A empresa brasileira Bolha, liderada por Nagib Nassif Filho, revoluciona a robótica social no país. Ela desenvolveu o PRS, uma plataforma que usa inteligência artificial (IA) e LLMs para dar “alma” e contexto a robôs humanoides, como o modelo Tobias (Unitree G1). Esta inovação preenche uma lacuna global de software, preparando o Brasil para conviver com máquinas inteligentes.
Da Ficção à Realidade: A Robótica Social no Brasil
Robôs humanoides deixaram de ser apenas ficção científica, tornando um mercado de hardware em rápida expansão. Empresas globais competem por máquinas ágeis. Enquanto isso, players chineses democratizam o acesso, barateando a tecnologia.
O modelo G1 da Unitree, por exemplo, custa cerca de US$ 16 mil (aproximadamente R$ 82 mil). Isso contrasta com os US$ 200 mil a US$ 300 mil de concorrentes como a Boston Dynamics.

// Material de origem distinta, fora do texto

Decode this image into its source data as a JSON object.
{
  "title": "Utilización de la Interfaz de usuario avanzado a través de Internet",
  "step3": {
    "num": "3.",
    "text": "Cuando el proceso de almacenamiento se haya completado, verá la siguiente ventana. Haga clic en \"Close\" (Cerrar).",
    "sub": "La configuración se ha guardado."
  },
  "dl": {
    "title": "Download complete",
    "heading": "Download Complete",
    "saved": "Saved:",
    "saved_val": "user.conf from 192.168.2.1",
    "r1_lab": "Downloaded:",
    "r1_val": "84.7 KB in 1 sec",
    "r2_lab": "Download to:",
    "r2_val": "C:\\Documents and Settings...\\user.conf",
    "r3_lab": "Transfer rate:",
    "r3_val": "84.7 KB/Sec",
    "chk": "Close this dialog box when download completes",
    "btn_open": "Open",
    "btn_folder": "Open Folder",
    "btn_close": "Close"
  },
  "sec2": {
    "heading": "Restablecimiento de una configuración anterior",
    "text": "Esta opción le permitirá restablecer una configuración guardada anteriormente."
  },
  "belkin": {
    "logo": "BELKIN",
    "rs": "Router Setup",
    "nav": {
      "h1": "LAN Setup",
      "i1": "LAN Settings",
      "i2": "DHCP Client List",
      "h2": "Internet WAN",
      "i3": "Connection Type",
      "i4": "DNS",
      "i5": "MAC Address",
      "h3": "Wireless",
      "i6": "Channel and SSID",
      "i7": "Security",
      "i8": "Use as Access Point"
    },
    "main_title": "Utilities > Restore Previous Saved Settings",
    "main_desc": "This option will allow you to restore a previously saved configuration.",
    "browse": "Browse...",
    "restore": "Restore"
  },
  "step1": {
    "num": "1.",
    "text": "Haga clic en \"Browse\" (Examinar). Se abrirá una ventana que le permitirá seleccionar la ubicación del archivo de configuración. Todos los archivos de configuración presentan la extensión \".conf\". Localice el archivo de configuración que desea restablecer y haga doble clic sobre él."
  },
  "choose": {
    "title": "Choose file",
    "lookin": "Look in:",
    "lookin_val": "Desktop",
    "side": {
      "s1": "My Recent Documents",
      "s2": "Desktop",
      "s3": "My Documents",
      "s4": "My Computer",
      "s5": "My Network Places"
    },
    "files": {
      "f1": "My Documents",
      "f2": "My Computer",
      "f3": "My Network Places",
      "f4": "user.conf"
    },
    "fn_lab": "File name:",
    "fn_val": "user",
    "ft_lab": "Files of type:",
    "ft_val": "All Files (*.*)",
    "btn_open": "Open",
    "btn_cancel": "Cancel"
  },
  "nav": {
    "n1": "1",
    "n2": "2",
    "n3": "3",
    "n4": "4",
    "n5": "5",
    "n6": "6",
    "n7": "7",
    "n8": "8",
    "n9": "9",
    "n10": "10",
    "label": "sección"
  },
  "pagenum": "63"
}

Contudo, uma lacuna persistia: fabricantes entregam o hardware, mas a programação para interação humana é escassa.
É exatamente essa necessidade de software social que a Bolha, com 16 anos de experiência em inovação, decidiu explorar.
Como a Bolha Criou Tobias: O Humanoide com Toque Nacional
A inspiração para o projeto surgiu de uma viagem exploratória de Nagib Nassif Filho à China em 2025, focada em tecnologias emergentes. Ele ficou impressionado com os robôs humanoides e sua capacidade de materializar um desejo antigo da humanidade.
Nassif adquiriu um Unitree G1 por US$ 16 mil, trazendo o para o Brasil como laboratório. O objetivo era desenvolver a interface relacional entre humanos e máquinas. Assim nasceu Tobias, o principal protótipo para essa tese de “tropicalização” da IA e robótica.
A Visão de um Futuro Interativo
A Bolha almeja um futuro onde a interação com humanoides seja tão comum quanto conversar com um ChatGPT. Para isso, o PRS integra IA física e LLMs, conferindo contexto e empatia aos robôs. Isso transforma o metal bruto em um ser capaz de conviver e trabalhar lado a lado com humanos.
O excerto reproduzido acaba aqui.